The Dolci Show

Dolci Show #8: Schumann - A Poet’s Love

May 15, 2020 Ted Rust and Viva Knight Season 1 Episode 8
The Dolci Show
Dolci Show #8: Schumann - A Poet’s Love
Show Notes

1. In beautiful May, when the buds opened, love opened up in my heart: when the birds all sang, I told you my desire and longing.

2. Many flowers spring up from my tears, and a nightingale choir from my sighs: If you love me, I'll pick them all for you, and a nightingale will sing at your window.

3. I used to love the rose, lily, dove and sun, joyfully: now I love only the little, the fine, the pure, the One: you are the source of them all.

4. When I look in your eyes all my pain and woe fades: when I kiss your mouth I become whole: when I recline on your breast I am filled with heavenly joy: and when you say, 'I love you', I weep bitterly.

5. I want to bathe my soul in the chalice of the lily, and the lily, ringing, will breathe a song of my beloved. The song will tremble and quiver, like the kiss of her mouth, which in a wondrous moment she gave me.

6. In the Rhine, in the sacred stream, Cologne with its great cathedral is reflected. In it there is a face painted on golden leather, which has shone into the confusion of my life. … the eyes, lips and cheeks are just like those of my beloved.

7. I hold no grudge, though my heart breaks, love ever lost to me … I saw the night in your heart, I saw the serpent that devours it: I saw, my love, how empty you are.

8. If the little flowers only knew how deeply my heart is wounded, they would weep with me to heal my suffering, but …  only one knows, she that has torn my heart asunder.

9. There is a noise of flutes and fiddles and trumpets, for they are dancing the wedding-dance of my best-beloved. There is a thunder and booming of kettle-drums and shawms. In between, you can hear the good cupids sobbing and moaning.

10. When I hear that song which my love once sang, my breast bursts with wild affliction. Dark longing drives me to the forest hills, where my woe pours out in tears.

11. A youth loved a maiden who chose another: the other loved another girl, and married her. The maiden married, from spite, the first and best man she met. ... It's the old story, always new: the one whom she turns aside, she breaks his heart in two.

12. On a sunny summer morning I went out into the garden: the flowers were talking and whispering, but I was silent. They looked at me with pity, and said, 'Don't be cruel to our sister, you sad, death-pale man.'

13. I wept in my dream, for I dreamt you were in your grave: I woke, and tears ran down my cheeks. …

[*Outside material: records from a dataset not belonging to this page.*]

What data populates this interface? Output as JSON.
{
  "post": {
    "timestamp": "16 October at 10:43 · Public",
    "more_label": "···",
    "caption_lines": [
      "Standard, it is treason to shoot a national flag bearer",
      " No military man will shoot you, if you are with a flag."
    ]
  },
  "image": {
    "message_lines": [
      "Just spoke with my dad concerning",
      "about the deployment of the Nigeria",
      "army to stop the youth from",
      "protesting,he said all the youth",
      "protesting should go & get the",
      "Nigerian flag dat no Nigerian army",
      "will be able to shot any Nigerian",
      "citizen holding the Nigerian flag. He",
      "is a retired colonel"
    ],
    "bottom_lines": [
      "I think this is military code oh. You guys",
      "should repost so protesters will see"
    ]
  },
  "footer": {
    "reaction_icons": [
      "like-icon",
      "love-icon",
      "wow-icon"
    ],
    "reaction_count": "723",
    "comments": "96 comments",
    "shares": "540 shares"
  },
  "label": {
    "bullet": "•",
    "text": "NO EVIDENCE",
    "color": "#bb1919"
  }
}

14. I see you every night in dreams, and see you greet me friendly, and crying out loudly I throw myself at your sweet feet. You look at me sorrowfully and shake your fair head ... You say a gentle word to me and give me a sprig of cypress: I awake, and there is no sprig, and I have forgotten what the word was.

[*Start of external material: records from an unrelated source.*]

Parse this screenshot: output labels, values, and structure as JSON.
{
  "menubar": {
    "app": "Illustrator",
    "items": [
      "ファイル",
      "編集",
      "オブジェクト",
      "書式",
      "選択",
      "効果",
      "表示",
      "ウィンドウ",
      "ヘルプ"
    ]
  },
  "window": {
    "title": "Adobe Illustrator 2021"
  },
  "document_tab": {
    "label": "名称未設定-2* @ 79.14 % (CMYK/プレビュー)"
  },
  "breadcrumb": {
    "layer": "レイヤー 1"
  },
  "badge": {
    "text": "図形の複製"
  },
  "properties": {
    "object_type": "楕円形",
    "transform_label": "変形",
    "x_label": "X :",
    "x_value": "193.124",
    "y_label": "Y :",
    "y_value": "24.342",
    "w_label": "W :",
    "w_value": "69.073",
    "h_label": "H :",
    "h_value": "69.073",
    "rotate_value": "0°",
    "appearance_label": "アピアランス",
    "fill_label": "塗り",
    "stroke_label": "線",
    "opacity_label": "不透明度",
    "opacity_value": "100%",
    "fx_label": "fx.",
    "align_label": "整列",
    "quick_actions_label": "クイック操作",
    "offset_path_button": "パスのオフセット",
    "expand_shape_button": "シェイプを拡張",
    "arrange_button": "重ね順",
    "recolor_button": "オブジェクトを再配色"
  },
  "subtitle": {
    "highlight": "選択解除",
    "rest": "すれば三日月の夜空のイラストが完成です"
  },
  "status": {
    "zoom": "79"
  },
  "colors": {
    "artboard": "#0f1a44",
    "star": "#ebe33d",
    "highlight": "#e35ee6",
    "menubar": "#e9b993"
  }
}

15. The old fairy tales tell of a magic land where flowers shine in the golden evening light, where trees speak and sing like a choir, and songs of love are sung such as you have never heard, till wondrous sweet longing infatuates you! … Ah! I often see that land of joys in dreams: then comes the morning sun, and it vanishes like smoke.

16. The old wicked songs, and the angry, bitter dreams, let us now bury them …  the coffin must be bigger than the Heidelburg Tun. ... And bring me twelve giants, who must be mightier than the St. Christopher in the cathedral at Cologne. They must carry the coffin and throw it in the sea. … Why must the coffin must be so big and heavy? I will also put my love and my suffering into it.